Ночью машины длинными рядами стоят на пустыре. Их охраняет сторож. Завернувшись в тулуп, он спит в кабине. В случае какого-нибудь происшествия его могут сразу разбудить. Могут, например, сообщить ему, что ночью что-нибудь украли.
Днем у ворот автобазы толкутся владельцы легковых машин. У них заискивающие лица: они не умеют сами ремонтировать свои автомобили и хотят, чтобы это сделали рабочие.
Автобаза шефствует над нашей школой. Поэтому в смысле политехнизации наша школа лучшая в районе. Из других школ приходят смотреть наш автокабинет.
Водить машину мы учимся на грузовике «ГАЗ—51» Его нам тоже подарила автобаза.
Школьный завхоз Иван Семенович всегда норовит угнать грузовик по хозяйственным надобностям. Сердится, когда мы выезжаем практиковаться. Кричит, что ему срочно необходимо привезти уголь или еще что-нибудь.

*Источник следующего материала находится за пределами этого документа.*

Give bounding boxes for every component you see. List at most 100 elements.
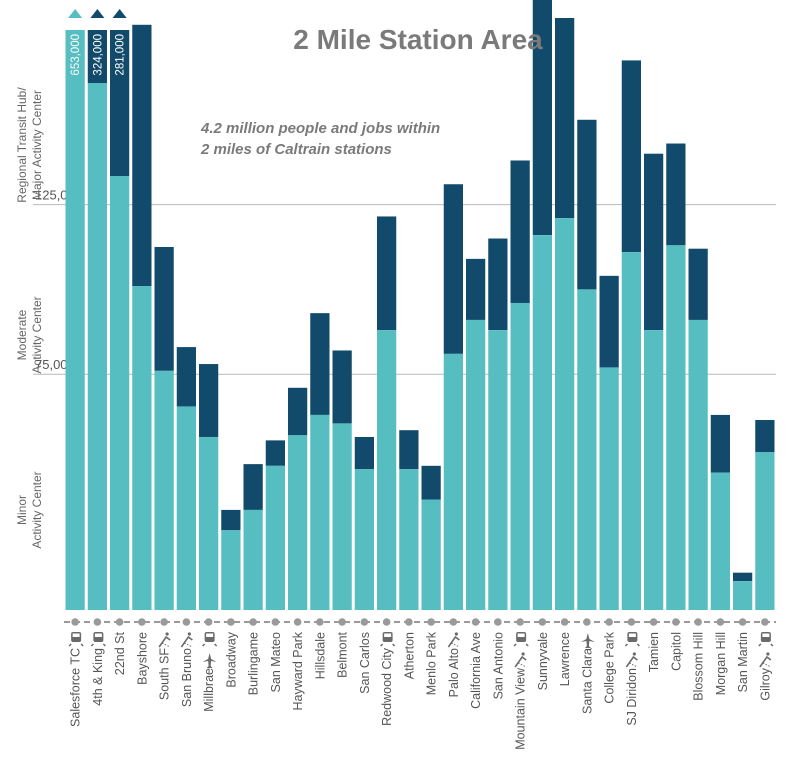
station-dot xyxy=(271,618,280,626)
bar-upper-hillsdale xyxy=(310,313,330,415)
bar-lower-san-bruno xyxy=(176,406,196,610)
station-dot xyxy=(649,618,658,626)
station-dot xyxy=(471,618,480,626)
bar-upper-tamien xyxy=(644,153,664,331)
bar-lower-hillsdale xyxy=(310,414,330,610)
bar-lower-salesforce-tc xyxy=(65,30,85,610)
bar-upper-blossom-hill xyxy=(688,248,708,320)
bar-upper-san-antonio xyxy=(488,238,508,331)
x-label-blossom-hill: Blossom Hill xyxy=(692,632,706,701)
x-label-hayward-park: Hayward Park xyxy=(291,631,305,710)
bar-lower-college-park xyxy=(599,367,619,610)
station-dot xyxy=(672,618,680,626)
hike-bike-icon xyxy=(180,632,193,648)
band-label-minor: Minor Activity Center xyxy=(15,471,44,548)
bar-lower-atherton xyxy=(399,469,419,610)
bar-lower-mountain-view xyxy=(510,302,530,610)
bar-lower-san-mateo xyxy=(265,465,285,610)
station-dot xyxy=(360,618,369,626)
bar-upper-sunnyvale xyxy=(532,0,552,236)
station-dot xyxy=(316,618,324,626)
bar-upper-santa-clara xyxy=(577,119,597,290)
band-label-moderate-line-1: Moderate xyxy=(15,309,29,360)
x-label-college-park: College Park xyxy=(603,631,617,703)
bar-upper-belmont xyxy=(332,350,352,424)
band-label-major-line-2: Major Activity Center xyxy=(30,90,44,200)
band-label-moderate: Moderate Activity Center xyxy=(15,296,44,373)
bar-upper-morgan-hill xyxy=(710,414,730,473)
x-label-morgan-hill: Morgan Hill xyxy=(714,632,728,695)
bar-lower-broadway xyxy=(221,530,241,610)
station-dot xyxy=(71,618,79,626)
off-scale-arrow-icon xyxy=(68,9,83,18)
x-label-burlingame: Burlingame xyxy=(247,632,261,695)
bar-upper-burlingame xyxy=(243,464,263,510)
station-dot xyxy=(182,618,191,626)
bar-lower-san-martin xyxy=(733,581,753,610)
station-dot xyxy=(249,618,257,626)
station-dot xyxy=(405,618,413,626)
annotation-line-1: 4.2 million people and jobs within xyxy=(200,120,440,137)
bar-upper-san-bruno xyxy=(176,347,196,407)
bar-upper-4th-king xyxy=(87,30,107,83)
x-label-salesforce-tc: Salesforce TC xyxy=(69,648,83,727)
bar-lower-22nd-st xyxy=(110,176,130,610)
bar-upper-sj-diridon xyxy=(621,60,641,253)
station-dot xyxy=(338,618,346,626)
bar-lower-redwood-city xyxy=(377,330,397,610)
x-label-san-antonio: San Antonio xyxy=(491,632,505,699)
x-label-sj-diridon: SJ Diridon xyxy=(625,668,639,726)
off-scale-arrow-icon xyxy=(90,9,105,18)
station-dot xyxy=(583,618,591,626)
bar-upper-redwood-city xyxy=(377,216,397,331)
band-label-moderate-line-2: Activity Center xyxy=(30,296,44,373)
station-dot xyxy=(494,618,502,626)
airport-icon xyxy=(580,633,595,648)
x-label-san-carlos: San Carlos xyxy=(358,632,372,694)
x-label-belmont: Belmont xyxy=(336,631,350,677)
x-label-4th-king: 4th & King xyxy=(91,648,105,706)
bar-upper-college-park xyxy=(599,275,619,368)
station-dot xyxy=(227,618,235,626)
chart-title: 2 Mile Station Area xyxy=(293,24,543,55)
x-label-south-sf: South SF xyxy=(158,648,172,700)
annotation-line-2: 2 miles of Caltrain stations xyxy=(200,141,392,158)
x-label-mountain-view: Mountain View xyxy=(514,667,528,750)
bar-lower-morgan-hill xyxy=(710,472,730,610)
hike-bike-train-icon xyxy=(758,632,774,668)
bar-lower-california-ave xyxy=(466,319,486,610)
station-dot xyxy=(93,618,102,626)
axis-layer xyxy=(64,618,776,626)
station-dot xyxy=(138,618,146,626)
bar-lower-menlo-park xyxy=(421,499,441,610)
bar-upper-mountain-view xyxy=(510,160,530,303)
x-label-palo-alto: Palo Alto xyxy=(447,648,461,697)
y-tick-label: 75,000 xyxy=(35,357,75,372)
bar-lower-bayshore xyxy=(132,286,152,610)
station-dot xyxy=(560,618,569,626)
x-label-california-ave: California Ave xyxy=(469,632,483,709)
bar-lower-palo-alto xyxy=(443,353,463,610)
bar-lower-sunnyvale xyxy=(532,235,552,610)
x-label-hillsdale: Hillsdale xyxy=(313,632,327,679)
bar-upper-bayshore xyxy=(132,24,152,287)
hike-bike-icon xyxy=(447,632,460,648)
x-label-menlo-park: Menlo Park xyxy=(425,631,439,695)
hike-bike-train-icon xyxy=(624,632,640,668)
bar-lower-capitol xyxy=(666,245,686,611)
x-label-san-bruno: San Bruno xyxy=(180,648,194,707)
station-dot xyxy=(516,618,524,626)
bar-lower-lawrence xyxy=(555,218,575,610)
x-label-atherton: Atherton xyxy=(402,632,416,679)
x-label-tamien: Tamien xyxy=(647,632,661,672)
bar-upper-hayward-park xyxy=(288,387,308,436)
bar-lower-tamien xyxy=(644,330,664,610)
bar-upper-gilroy xyxy=(755,420,775,453)
station-dot xyxy=(449,618,458,626)
bar-lower-santa-clara xyxy=(577,289,597,610)
bar-upper-palo-alto xyxy=(443,184,463,354)
bar-upper-broadway xyxy=(221,509,241,531)
tops-layer: 653,000 324,000 281,000 xyxy=(68,9,127,76)
bar-lower-4th-king xyxy=(87,83,107,610)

Несмотря на это, мы отъездили свои двадцать часов. Некоторые ребята даже имеют права на управление автомобилем. Эти права называются «Удостоверение юного водителя». В них написано: «…имеет право на вождение автомашин только на детских автотрассах». Так написано в удостоверении.
Но с этими удостоверениями можно разъезжать по городу. Конечно, если не нарываться на милицию. Впрочем, если не нарываться на милицию, можно ездить без всякого удостоверения.
На автобазе мы проходим производственную практику.
У параллельного класса «Б» — строительная практика. Они работают на строительстве пионерского лагеря в Липках. Там они и живут. Не практика, а дача. А мы должны весь июнь париться в Москве.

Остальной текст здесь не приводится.